The hospitality industry will see its tax bill rise by tens of millions if the Government pushes ahead with plans to increase business rates by 5% next month.
Despite a concerted campaign for a freeze in rates, led by the retail sector, Chancellor Alistair Darling has refused to back down over the increase, based on last September's 5% inflation rate.
Business rates paid by hotels are based on around 4-5% of turnover, which currently works out between £480m and £600m (official overall turnover is £12b), and adding 5% in April will means an extra £24m-£30m for the sector.
"This is relatively small, but, in current circumstances, not at all welcome," said a British Hospitality Association (BHA) spokesman.
Restaurants also face a "significant" rise in costs, the BHA warned, although putting an exact figure on it is difficult as their business rates are based on rateable value, not turnover, and there no figures for the sum total of all restaurant rateable values.
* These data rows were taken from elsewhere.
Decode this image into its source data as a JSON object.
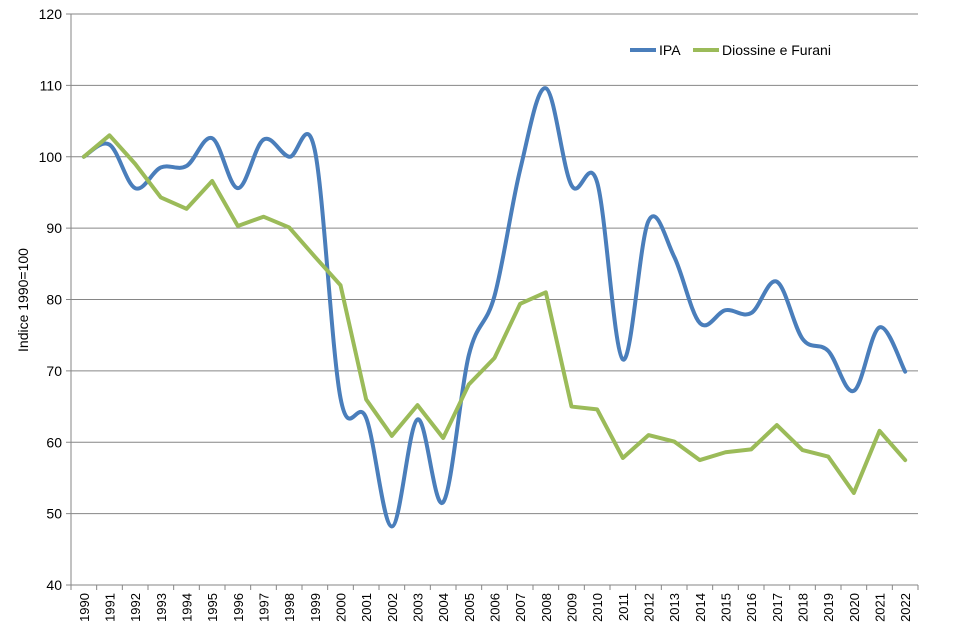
{
  "chart_data": {
    "type": "line",
    "title": "",
    "xlabel": "",
    "ylabel": "Indice 1990=100",
    "ylim": [
      40,
      120
    ],
    "yticks": [
      40,
      50,
      60,
      70,
      80,
      90,
      100,
      110,
      120
    ],
    "grid": "horizontal",
    "legend_position": "top-right",
    "x": [
      "1990",
      "1991",
      "1992",
      "1993",
      "1994",
      "1995",
      "1996",
      "1997",
      "1998",
      "1999",
      "2000",
      "2001",
      "2002",
      "2003",
      "2004",
      "2005",
      "2006",
      "2007",
      "2008",
      "2009",
      "2010",
      "2011",
      "2012",
      "2013",
      "2014",
      "2015",
      "2016",
      "2017",
      "2018",
      "2019",
      "2020",
      "2021",
      "2022"
    ],
    "series": [
      {
        "name": "IPA",
        "color": "#4A7EBB",
        "values": [
          100,
          101.7,
          95.6,
          98.5,
          98.7,
          102.6,
          95.6,
          102.4,
          100,
          100.9,
          66.2,
          63.4,
          48.2,
          63.2,
          51.6,
          72.2,
          80.5,
          98.2,
          109.6,
          96.0,
          96.4,
          71.6,
          91.0,
          86.0,
          76.7,
          78.5,
          78.1,
          82.5,
          74.5,
          72.8,
          67.2,
          76.1,
          69.9
        ]
      },
      {
        "name": "Diossine e Furani",
        "color": "#9BBB59",
        "values": [
          100,
          103.0,
          99.0,
          94.3,
          92.7,
          96.6,
          90.3,
          91.6,
          90.1,
          86.0,
          82.0,
          66.0,
          60.9,
          65.2,
          60.6,
          68.1,
          71.8,
          79.4,
          81.0,
          65.0,
          64.6,
          57.8,
          61.0,
          60.1,
          57.5,
          58.6,
          59.0,
          62.4,
          58.9,
          58.0,
          52.9,
          61.6,
          57.5
        ]
      }
    ]
  }
}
The chancellor has also reiterated his commitment to a 2010 revaluation of business rates, based on property values in 2008.
This would be even worse news for hotels because it will be based on turnover averaged over three years to April 2008 - boom times for hotels - against the previous three years to 2003, during which time hotels were hit by the foot and mouth scare, the September 11 terror attacks and the Sars outbreak.
The BHA spokesman said: "It's hard to say what the increase in rateable values might be, but, say, if it's up by 25%, that would add £120m-£150m a year to rates payable."